Le père, qui rentrait le soir même d’un déplacement à San Francisco, avait été informé du drame par la police, à son arrivée à l’aéroport.

Depuis les assassinats, les parents Marina et Kevin Krim ont créé une fondation, le « fonds Lulu et Leo », et une organisation, « Choisissez la créativité », qui encouragent la créativité artistique comme moyen de surmonter les difficultés de la vie. Ils ont eu deux autres enfants.

« Assurez-vous que l’accusée ne puisse jamais sortir de prison vivante », a enjoint Kevin Krim au juge, estimant que leur autre enfant, Ines, qui a échappé aux meurtres, « ne méritait pas d’avoir ça au-dessus de sa tête ».

Marina Krim, qui avait témoigné avec rage contre Ortega lors du procès, a elle souligné que le souvenir des deux enfants assassinés « continuerait à nous guider ».

« L’accusée pense peut-être avoir détruit Lulu et Leo, mais elle a lamentablement échoué là encore ».

Vers une « Loi Leo et Lulu »

La différence de classes entre la famille Krim, très aisée, déterminée à donner à leurs enfants la meilleure éducation possible, et la nounou, en difficultés personnelles et financières, était clairement ressortie lors du procès.

Lundi, le père a longuement décrit l’univers dans lequel baignait la famille et les enfants disparus, « l’équipe Krim », comme il l’a surnommée: les enfants fréquentaient des écoles bilingues, avaient moult activités extra-scolaires, avaient déjà voyagé dans le monde entier et avaient leurs plats favoris dans les restaurants…

Ortega, elle, travaillait depuis l’âge de sept ans, bien avant d’émigrer aux Etats-Unis, a fait valoir son avocate.
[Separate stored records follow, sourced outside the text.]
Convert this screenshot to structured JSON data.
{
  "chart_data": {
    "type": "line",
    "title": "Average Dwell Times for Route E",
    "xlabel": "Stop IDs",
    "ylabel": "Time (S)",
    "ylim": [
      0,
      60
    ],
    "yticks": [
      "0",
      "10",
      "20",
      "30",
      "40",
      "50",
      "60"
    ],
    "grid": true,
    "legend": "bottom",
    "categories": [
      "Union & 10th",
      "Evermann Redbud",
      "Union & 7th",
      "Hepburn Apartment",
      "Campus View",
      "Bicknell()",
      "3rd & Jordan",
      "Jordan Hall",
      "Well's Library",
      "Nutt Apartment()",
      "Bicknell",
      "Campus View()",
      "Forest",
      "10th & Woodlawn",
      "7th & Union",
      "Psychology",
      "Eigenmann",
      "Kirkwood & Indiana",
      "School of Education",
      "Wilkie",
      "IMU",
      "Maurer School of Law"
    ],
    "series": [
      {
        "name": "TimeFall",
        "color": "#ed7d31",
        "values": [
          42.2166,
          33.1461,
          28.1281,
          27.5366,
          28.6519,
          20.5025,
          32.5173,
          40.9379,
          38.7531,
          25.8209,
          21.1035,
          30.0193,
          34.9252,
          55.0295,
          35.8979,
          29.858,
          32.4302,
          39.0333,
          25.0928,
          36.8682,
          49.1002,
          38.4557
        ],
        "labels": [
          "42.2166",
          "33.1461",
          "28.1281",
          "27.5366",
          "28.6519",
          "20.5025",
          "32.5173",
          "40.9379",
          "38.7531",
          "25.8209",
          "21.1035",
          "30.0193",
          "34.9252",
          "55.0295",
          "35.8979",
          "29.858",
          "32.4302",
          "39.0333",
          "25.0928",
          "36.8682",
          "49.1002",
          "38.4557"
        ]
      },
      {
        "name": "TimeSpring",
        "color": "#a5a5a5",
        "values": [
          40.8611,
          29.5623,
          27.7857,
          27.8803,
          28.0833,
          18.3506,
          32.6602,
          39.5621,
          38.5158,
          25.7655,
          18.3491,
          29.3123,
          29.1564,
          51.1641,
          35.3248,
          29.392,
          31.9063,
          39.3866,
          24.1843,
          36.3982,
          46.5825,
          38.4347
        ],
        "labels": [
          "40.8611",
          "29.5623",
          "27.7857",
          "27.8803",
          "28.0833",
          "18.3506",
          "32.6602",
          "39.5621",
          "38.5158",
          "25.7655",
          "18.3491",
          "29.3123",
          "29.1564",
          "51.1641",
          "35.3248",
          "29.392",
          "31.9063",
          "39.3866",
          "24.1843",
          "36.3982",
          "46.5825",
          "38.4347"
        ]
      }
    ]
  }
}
Malgré ses faibles revenus « au service de riches new-yorkais », elle donnait à 27 oeuvres caritatives, tout en s’occupant de son fils adolescent.

L’histoire n’est pas terminée: sous la pression des Krim, une « loi Leo et Lulu » est en préparation au Parlement de l’Etat de New York, qui permettra de poursuivre ceux qui fourniraient des recommandations mensongères aux personnes cherchant un travail de garde d’enfants.

Le procès a en effet montré qu’Ortega avait fourni une lettre de recommandation mensongère aux Krim. Si la lettre affirmait qu’Ortega s’était déjà parfaitement occupée d’un autre enfant, il s’est avéré qu’elle avait été rédigée par une parente d’Ortega, sans enfant.